Published 7 Nov 2022 in q-bio.BM and math.GN

Abstract: Although rare, an increasing number of proteins have been observed to contain entanglements in their native structures. To gain more insight into the significance of protein knotting, researchers have been investigating protein knot formation using both experimental and theoretical methods. Motivated by the hypothesized folding pathway of $\alpha$-haloacid dehalogenase (DehI) protein, Flapan, He, and Wong proposed a theory of how protein knots form, which includes existing folding pathways described by Taylor and B\"olinger et al. as special cases.
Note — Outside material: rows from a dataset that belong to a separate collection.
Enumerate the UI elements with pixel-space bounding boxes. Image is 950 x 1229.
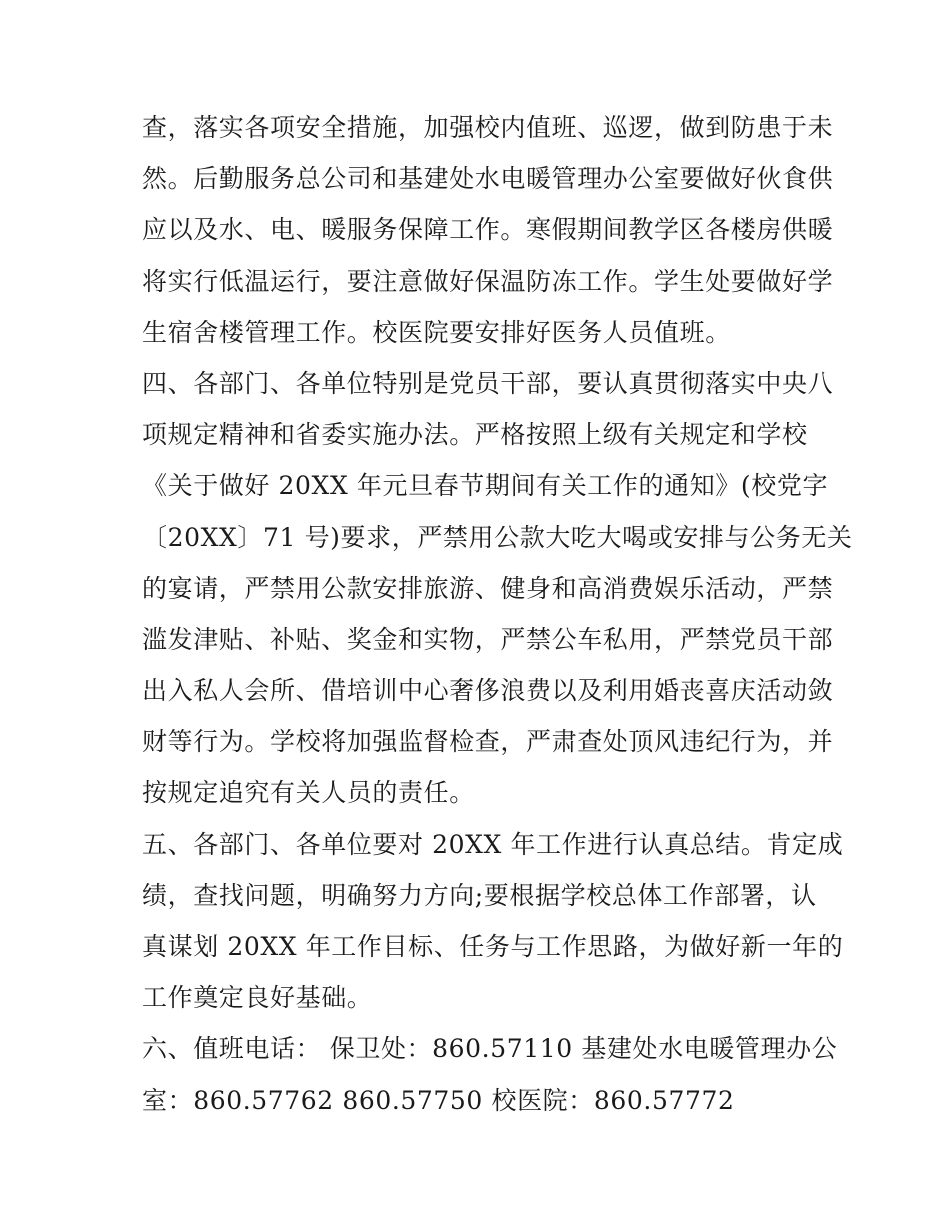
text-line: 的宴请，严禁用公款安排旅游、健身和高消费娱乐活动，严禁 <box>142 573 834 603</box>
text-line: 将实行低温运行，要注意做好保温防冻工作。学生处要做好学 <box>142 266 834 296</box>
section-four-line: 四、各部门、各单位特别是党员干部，要认真贯彻落实中央八 <box>142 368 834 398</box>
text-line: 然。后勤服务总公司和基建处水电暖管理办公室要做好伙食供 <box>142 164 834 194</box>
text-line: 真谋划 20XX 年工作目标、任务与工作思路，为做好新一年的 <box>142 932 844 961</box>
text-line: 财等行为。学校将加强监督检查，严肃查处顶风违纪行为，并 <box>142 727 834 757</box>
section-six-duty-phones-line: 六、值班电话： 保卫处：860.57110 基建处水电暖管理办公 <box>142 1034 838 1064</box>
text-line: 绩，查找问题，明确努力方向;要根据学校总体工作部署，认 <box>142 880 817 910</box>
text-line: 查，落实各项安全措施，加强校内值班、巡逻，做到防患于未 <box>142 113 834 142</box>
duty-phones-line: 室：860.57762 860.57750 校医院：860.57772 <box>142 1085 735 1115</box>
text-line: 项规定精神和省委实施办法。严格按照上级有关规定和学校 <box>142 420 808 450</box>
text-line: 生宿舍楼管理工作。校医院要安排好医务人员值班。 <box>142 317 731 347</box>
text-line: 〔20XX〕71 号)要求，严禁用公款大吃大喝或安排与公务无关 <box>142 522 853 552</box>
text-line: 出入私人会所、借培训中心奢侈浪费以及利用婚丧喜庆活动敛 <box>142 676 834 706</box>
text-line: 《关于做好 20XX 年元旦春节期间有关工作的通知》(校党字 <box>142 471 829 501</box>
text-line: 应以及水、电、暖服务保障工作。寒假期间教学区各楼房供暖 <box>142 215 834 245</box>
document-body <box>142 102 853 1126</box>
text-line: 滥发津贴、补贴、奖金和实物，严禁公车私用，严禁党员干部 <box>142 624 834 654</box>
section-five-line: 五、各部门、各单位要对 20XX 年工作进行认真总结。肯定成 <box>142 829 844 859</box>
text-line: 工作奠定良好基础。 <box>142 983 373 1013</box>
text-line: 按规定追究有关人员的责任。 <box>142 778 475 808</box>
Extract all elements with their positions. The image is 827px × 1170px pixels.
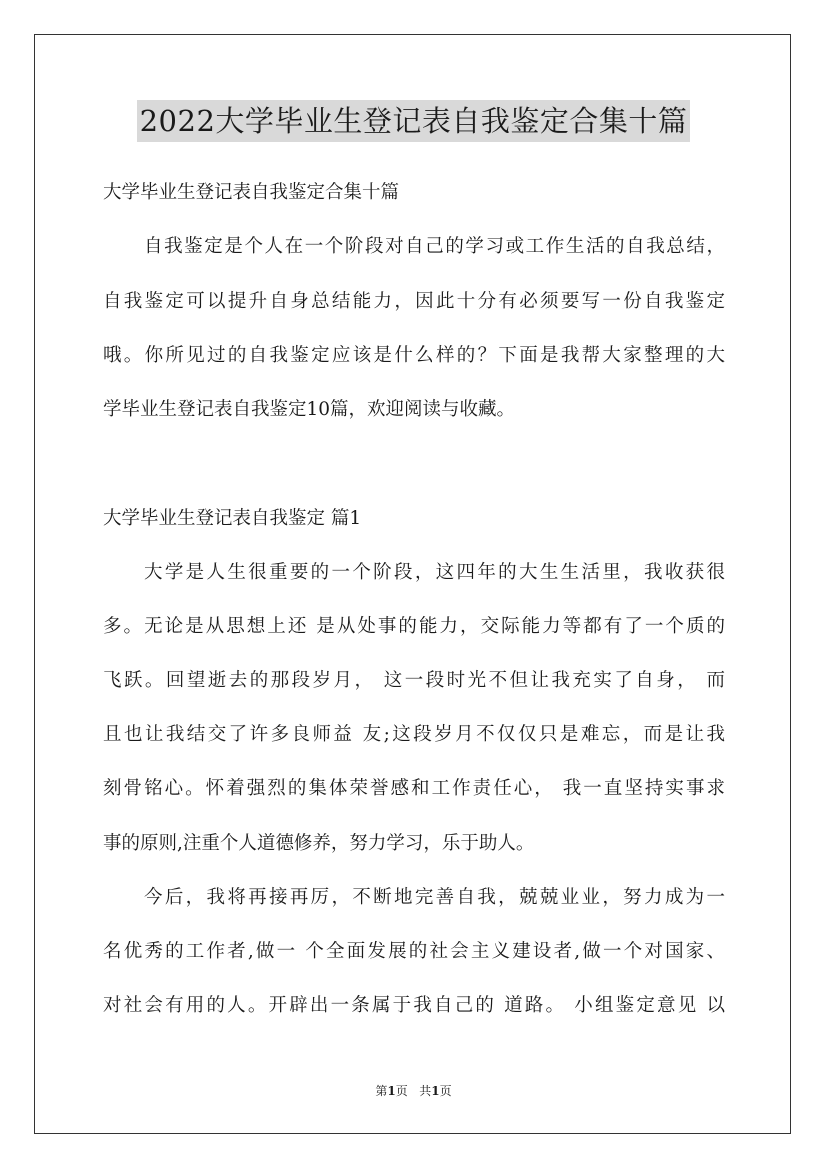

In their topological descriptions, two loops in an unknotted open protein chain containing at most two twists each come close together, and one end of the protein eventually passes through the two loops. In this paper, we build on Flapan, He, and Wong's theory where we pay attention to the crossing signs of the threading process and assume that the unknotted protein chain may arrange itself into a more complicated configuration before threading occurs. We then apply tangle calculus, originally developed by Ernst and Sumners to analyze the action of specific proteins on DNA, to give all possible knots or knotoids that may be discovered in the future according to our model and give recipes for engineering specific knots in proteins from simpler pieces. We show why twists knots are the most likely knots to occur in proteins. We use chirality to show that the most likely knots to occur in proteins via Taylor's twisted hairpin model are the knots $+3_1$, $4_1$, and $-5_2$.